Rabu, 20 September 2017

SASTRA MELAYU: IBARAT RENDANG PADANG (1)

MENYONGSONG SISMI17 DI KUALA LUMPUR

Oleh: ABRAR KHAIRUL IKHIRMA- INDONESIA

Orang Minang menyadari bahwa rendang yang lezat dinikmati, adalah rendang dimasak di tungku berbahan bakar dari kayu. Dikincah baunyai-unyai, disangai dek baro api. Dikicok raso tak sampai, dilatak-an raso kapai.




Rendang merupakan kuliner utama bagi masyarakat etnik Minangkabau turun temurun. Salah satu menu yang selalu terhidang pada setiap jamuan adat, pertemuan dan acara-acara penting dalam kehidupan social masyarakat.

Nama kuliner orang Minang ini berkembang dan popular. Dikenal dengan nama Rendang Padang. Tersebab ada banyak perantau-perantau Minang di berbagai daerah di nusantara dan luar Negara membuka usaha rumah makan atau kedai nasi, berlabelkan “Rumah Makan Padang” atau hanya menuliskan, “Masakan Padang” di bawah nama kedainya. Rendang satu diantara menu utama di Rumah Makan Padang.

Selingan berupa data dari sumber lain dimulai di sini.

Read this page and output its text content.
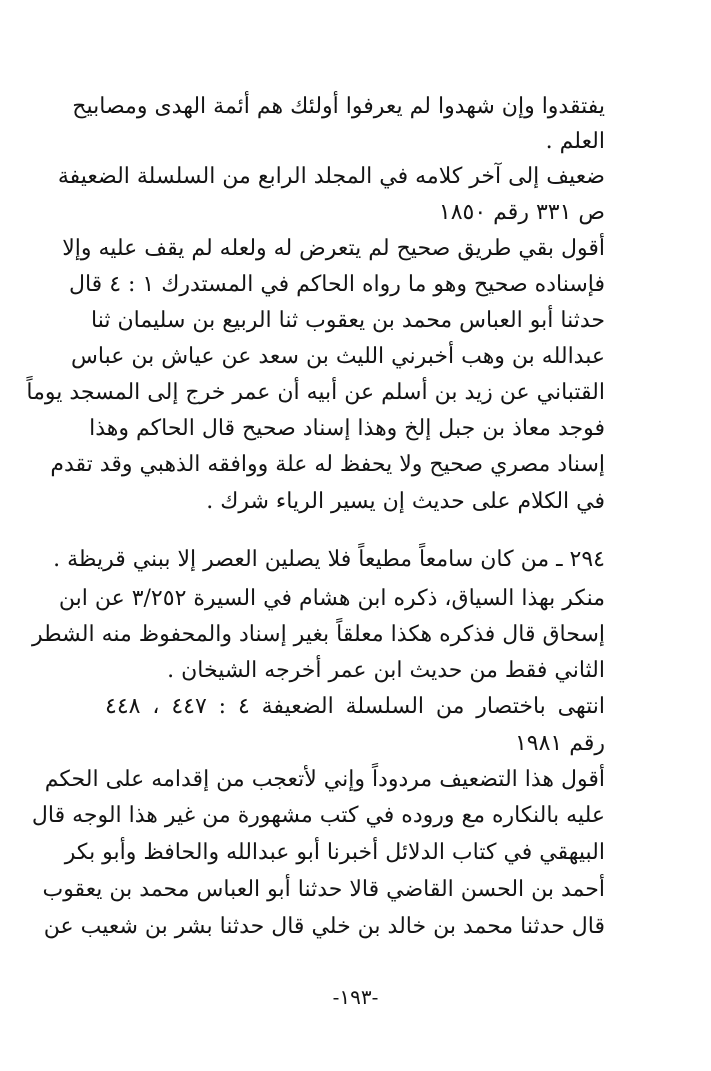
يفتقدوا وإن شهدوا لم يعرفوا أولئك هم أئمة الهدى ومصابيح
العلم .
ضعيف إلى آخر كلامه في المجلد الرابع من السلسلة الضعيفة
ص ٣٣١ رقم ١٨٥٠
أقول بقي طريق صحيح لم يتعرض له ولعله لم يقف عليه وإلا
فإسناده صحيح وهو ما رواه الحاكم في المستدرك ١ : ٤ قال
حدثنا أبو العباس محمد بن يعقوب ثنا الربيع بن سليمان ثنا
عبدالله بن وهب أخبرني الليث بن سعد عن عياش بن عباس
القتباني عن زيد بن أسلم عن أبيه أن عمر خرج إلى المسجد يوماً
فوجد معاذ بن جبل إلخ وهذا إسناد صحيح قال الحاكم وهذا
إسناد مصري صحيح ولا يحفظ له علة ووافقه الذهبي وقد تقدم
في الكلام على حديث إن يسير الرياء شرك .
٢٩٤ ـ من كان سامعاً مطيعاً فلا يصلين العصر إلا ببني قريظة .
منكر بهذا السياق، ذكره ابن هشام في السيرة ٣/٢٥٢ عن ابن
إسحاق قال فذكره هكذا معلقاً بغير إسناد والمحفوظ منه الشطر
الثاني فقط من حديث ابن عمر أخرجه الشيخان .
انتهى باختصار من السلسلة الضعيفة ٤ : ٤٤٧ ، ٤٤٨
رقم ١٩٨١
أقول هذا التضعيف مردوداً وإني لأتعجب من إقدامه على الحكم
عليه بالنكاره مع وروده في كتب مشهورة من غير هذا الوجه قال
البيهقي في كتاب الدلائل أخبرنا أبو عبدالله والحافظ وأبو بكر
أحمد بن الحسن القاضي قالا حدثنا أبو العباس محمد بن يعقوب
قال حدثنا محمد بن خالد بن خلي قال حدثنا بشر بن شعيب عن
-١٩٣-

Masakan rendang boleh saja namanya sama. Akan tetapi cara masak dari tiap daerah adalah hal menentukan. Tukang Masak lain-lain kepandaian, berbeda keahlian dan pengalamannya. Karenanya dijumpai rendang yang enak dan tidak enak. Walaupun namanya tetap rendang dan sama-sama dimasak menggunakan tungku dan api.

Apakah hubungannya rendang dengan sastra atau sastra Melayu dengan rendang?

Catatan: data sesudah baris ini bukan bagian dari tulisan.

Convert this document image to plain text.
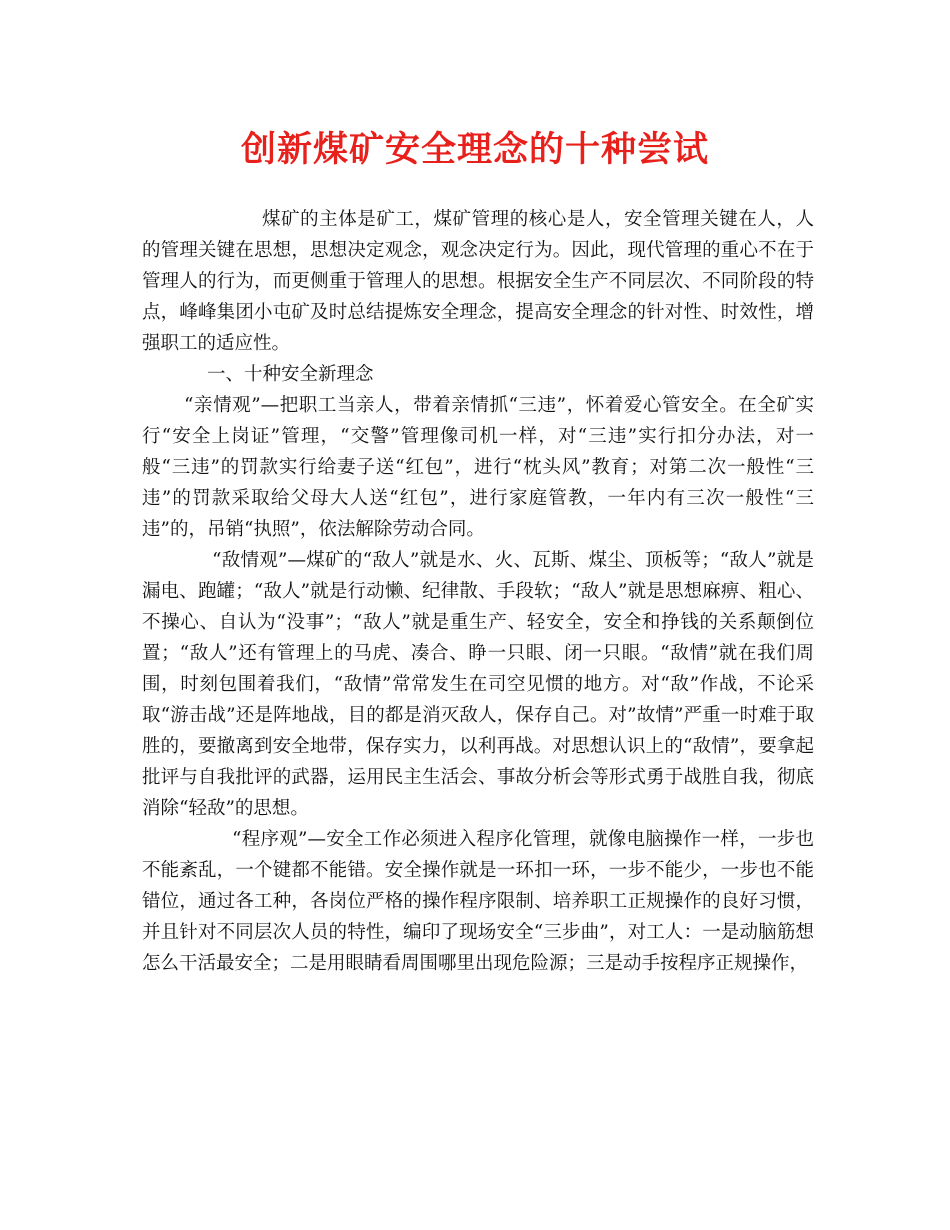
创新煤矿安全理念的十种尝试

煤矿的主体是矿工，煤矿管理的核心是人，安全管理关键在人，人的管理关键在思想，思想决定观念，观念决定行为。因此，现代管理的重心不在于管理人的行为，而更侧重于管理人的思想。根据安全生产不同层次、不同阶段的特点，峰峰集团小屯矿及时总结提炼安全理念，提高安全理念的针对性、时效性，增强职工的适应性。

一、十种安全新理念

“亲情观”—把职工当亲人，带着亲情抓“三违”，怀着爱心管安全。在全矿实行“安全上岗证”管理，“交警”管理像司机一样，对“三违”实行扣分办法，对一般“三违”的罚款实行给妻子送“红包”，进行“枕头风”教育；对第二次一般性“三违”的罚款采取给父母大人送“红包”，进行家庭管教，一年内有三次一般性“三违”的，吊销“执照”，依法解除劳动合同。

“敌情观”—煤矿的“敌人”就是水、火、瓦斯、煤尘、顶板等；“敌人”就是漏电、跑罐；“敌人”就是行动懒、纪律散、手段软；“敌人”就是思想麻痹、粗心、不操心、自认为“没事”；“敌人”就是重生产、轻安全，安全和挣钱的关系颠倒位置；“敌人”还有管理上的马虎、凑合、睁一只眼、闭一只眼。“敌情”就在我们周围，时刻包围着我们，“敌情”常常发生在司空见惯的地方。对“敌”作战，不论采取“游击战”还是阵地战，目的都是消灭敌人，保存自己。对”故情”严重一时难于取胜的，要撤离到安全地带，保存实力，以利再战。对思想认识上的“敌情”，要拿起批评与自我批评的武器，运用民主生活会、事故分析会等形式勇于战胜自我，彻底消除“轻敌”的思想。

“程序观”—安全工作必须进入程序化管理，就像电脑操作一样，一步也不能紊乱，一个键都不能错。安全操作就是一环扣一环，一步不能少，一步也不能错位，通过各工种，各岗位严格的操作程序限制、培养职工正规操作的良好习惯，并且针对不同层次人员的特性，编印了现场安全“三步曲”，对工人：一是动脑筋想怎么干活最安全；二是用眼睛看周围哪里出现危险源；三是动手按程序正规操作，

Yang satu adalah kuliner berbahan daging, bumbu dan dimasak sebagai makanan. Satu lagi penamaan dari bentuk lisan atau pun tulisan, yang mengandung keindahan bahasa, memiliki makna dan pesan-pesan untuk setiap pendengar dan pembacanya.

Secara harfiah tidak memiliki keterkaitan tetapi dalam pembicaraan kali ini, menurut saya memiliki keterhubungan di dalam menjaga kontinuitas yang sama. Membuat sastra menjadi lebih hidup dan memiliki kesinambungan menjadi bahagian dalam perkembangan masyarakat. Menjadi alat membuka pikiran, mengasah perasaan, memperkaya alam kebudayaan kehidupan manusia berkehidupan social. Beradab dan bersikap.



PRASASTI MELAYU


Keterhubungan dan keterkaitan tidaklah serta merta pada kehidupan manusia. Ada proses kehadiran dan kebutuhan. Di alam nusantara, beralam sastra Melayu tidaklah hal ganjil dan asing atau pun baru. Sejarah perjalanan penyebaran manusia Melayu di nusantara, juga diikuti oleh kesastraan.

Konflik kekuasaan, tragedy, agama dan bahasa, telah melahirkan kekayaan hasil-hasil sastra oleh para pemuka masyarakat, tokoh adat, tokoh agama, pemimpin, penutur dan pujangga. Hasilnya dapat ditelusuri melalui jalan sejarah. Baik lisan, tulisan, jejak benda dan daerah.

Dari masa lalu, kita diwarisi pelbagai folklore, cerita rakyat, legenda, hikayat, pepatah petitih, mamangan, pandangan-pandangan hidup melalui adat istiadat maupun penghantar nilai-nilai keagamaan. Semuanya tidak verbal. Melekat dan menjadi bahagian dalam hidup masyarakat, tersebab memiliki nilai seni. Seni itu Keindahan. Karena pada hakikatnya manusia pastilah menyukai keindahan. Keindahan berbahasa dan keindahan yang disampaikan.

Melayu itu indah.
Indah tutur kata.
Indah budaya.  
Apakah Melayu itu ?

Ramai yang tahu akan nama Melayu atau mengenal Orang Melayu. Tahu karena mendengar perkataan atau perbualan. Kenal tersebab berpakaiannya. Namun sedikit mengetahui bahwa Melayu telah melalui jalan sejarahnya yang panjang di nusantara ini.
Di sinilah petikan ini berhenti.